Shakespeare meets the Praire

Enter Lady Macbeth with a taper.

"Lo you, here she comes! This is her very guise, and upon my life, fast asleep. Observe her: stand close."

Doct. "How came she by that light?"

Gent. "Why it stood by her: she has light by her continually: tis her command."

Doct. "You see her eyes are open."

Gent. "Ay, but their sense is shut."

Doct. "What is it she does now? Look how she rubs her hands."

Gent. "It is an accustomed action with her to seem thus washing her hands. I have known her continue in this a quarter of an hour."

Lady M. "Yet here's a spot."

Doct. "Hark! She speaks: I will set down what comes from her to satisfy my remembrance the more strongly."

Lady M. "Out, damned spot, out I say!----One: two: why then tis time to do it. Hell is murky-----Fie my lord. Fie a soldier, and afeard? What need we fear who knows it, when none can call our power to account-------Yet who would have thought the old man to have had so much blood in him."

Macbeth, Act V Scene 1.

Who would have thought that "The Mountaineer" would have lines from Shakespeare's greatest tragedy, "Macbeth" on the front page?

It is because this week we welcome a new English teacher to Big Sandy High School and her favorite subject to teach is Shakespeare!

Well played Kimberly Perry who hails from Malta and who went to college to get her degree in English at MSU Northern in Havre.

"I have always been very passionate about literature," said Perry, with a twinkle in her eye that would have brightened the days of Frost, Hemingway, Steinbeck, Clemens and even stoic old William Faulkner.

Right now in one of Perry's English classes they are reading "Twelfth Night".

Perry says that if she can find ways to get Shakespeare's words turned into modern words and if students can see a film that sort of parallels the story, that makes for teaching Shakespeare much easier.

Lots of prep work for this first years English teacher. She teaches a class of English to the seventh grade through the 12th grade.

Perry says it is an easy job because her students love to read and study what is happening in English.

Perry reminded us that November is National Short Story Month so she will be doing some special things about short stories all month long.

Already she has gone through a couple of Poe classics, "The Fall of the House of Usher" and "The Tell Tale Heart".

Kimberly Perry lives in Big Sandy and says it is not much different than Malta.

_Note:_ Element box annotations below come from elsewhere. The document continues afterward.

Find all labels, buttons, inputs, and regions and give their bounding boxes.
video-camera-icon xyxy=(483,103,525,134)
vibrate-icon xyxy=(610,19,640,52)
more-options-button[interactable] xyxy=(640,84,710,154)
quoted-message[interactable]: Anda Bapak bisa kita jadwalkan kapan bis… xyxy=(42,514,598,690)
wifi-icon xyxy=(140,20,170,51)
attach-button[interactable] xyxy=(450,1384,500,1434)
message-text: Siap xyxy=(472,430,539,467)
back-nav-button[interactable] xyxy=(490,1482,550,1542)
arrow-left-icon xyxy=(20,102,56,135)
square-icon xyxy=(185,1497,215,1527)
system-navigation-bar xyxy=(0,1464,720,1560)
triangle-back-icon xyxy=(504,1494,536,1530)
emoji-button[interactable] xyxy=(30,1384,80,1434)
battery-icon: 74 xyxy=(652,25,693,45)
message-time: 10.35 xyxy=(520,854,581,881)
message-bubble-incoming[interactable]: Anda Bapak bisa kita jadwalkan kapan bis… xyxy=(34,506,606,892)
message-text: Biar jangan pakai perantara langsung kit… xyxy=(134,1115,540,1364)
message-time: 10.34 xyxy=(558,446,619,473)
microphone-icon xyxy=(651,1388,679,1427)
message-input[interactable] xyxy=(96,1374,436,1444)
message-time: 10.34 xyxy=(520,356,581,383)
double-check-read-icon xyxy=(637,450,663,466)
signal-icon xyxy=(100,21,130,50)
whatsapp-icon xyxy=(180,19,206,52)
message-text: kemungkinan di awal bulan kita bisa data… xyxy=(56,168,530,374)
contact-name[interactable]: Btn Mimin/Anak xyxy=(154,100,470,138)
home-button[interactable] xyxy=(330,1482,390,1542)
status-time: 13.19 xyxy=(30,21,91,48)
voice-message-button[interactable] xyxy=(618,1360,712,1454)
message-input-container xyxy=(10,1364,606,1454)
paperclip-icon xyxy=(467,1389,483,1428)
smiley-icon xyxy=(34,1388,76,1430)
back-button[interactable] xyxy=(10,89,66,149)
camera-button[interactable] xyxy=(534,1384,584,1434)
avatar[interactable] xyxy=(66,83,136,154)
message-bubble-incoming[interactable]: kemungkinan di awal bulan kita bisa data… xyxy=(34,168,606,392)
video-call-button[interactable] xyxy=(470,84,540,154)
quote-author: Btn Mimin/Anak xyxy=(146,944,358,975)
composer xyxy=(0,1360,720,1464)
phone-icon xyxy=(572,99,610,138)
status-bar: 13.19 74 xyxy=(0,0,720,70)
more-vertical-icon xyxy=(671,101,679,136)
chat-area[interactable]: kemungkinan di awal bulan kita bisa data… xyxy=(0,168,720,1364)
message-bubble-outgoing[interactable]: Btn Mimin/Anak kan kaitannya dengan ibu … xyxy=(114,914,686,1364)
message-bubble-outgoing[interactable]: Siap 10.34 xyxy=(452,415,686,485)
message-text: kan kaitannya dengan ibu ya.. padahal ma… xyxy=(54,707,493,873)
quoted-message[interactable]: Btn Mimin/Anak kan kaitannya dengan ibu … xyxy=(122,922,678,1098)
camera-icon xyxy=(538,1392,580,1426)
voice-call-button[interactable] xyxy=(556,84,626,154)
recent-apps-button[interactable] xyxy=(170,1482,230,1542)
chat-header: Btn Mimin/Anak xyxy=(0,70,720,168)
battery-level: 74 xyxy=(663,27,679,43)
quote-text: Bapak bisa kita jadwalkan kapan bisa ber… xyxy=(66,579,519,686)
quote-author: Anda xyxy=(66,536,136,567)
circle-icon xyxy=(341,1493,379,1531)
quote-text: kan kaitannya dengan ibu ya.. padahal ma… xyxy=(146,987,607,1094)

Everyone knows everyone else and

See other than getting used to when things open and close around town, it is a great place to live.

When commenting on the fact that while living in Malta, she had the Little Rockies not far from town, she said that they had to drive 50 miles to get to the Little Rockies. In Big Sandy, she just steps out of her door and she is almost in the Centennial area of the Bear Paw Mountains.

Kimberly Perry says that her family is a big part of her life and it is sort of split up right now. Her father is building a home in the Philippines so she doesn't see much of him but her mother is home in Malta, and that helps.

With six preparations a day, Kimberly Perry is very busy but probably each of her English classes is great because of that twinkle in her eye!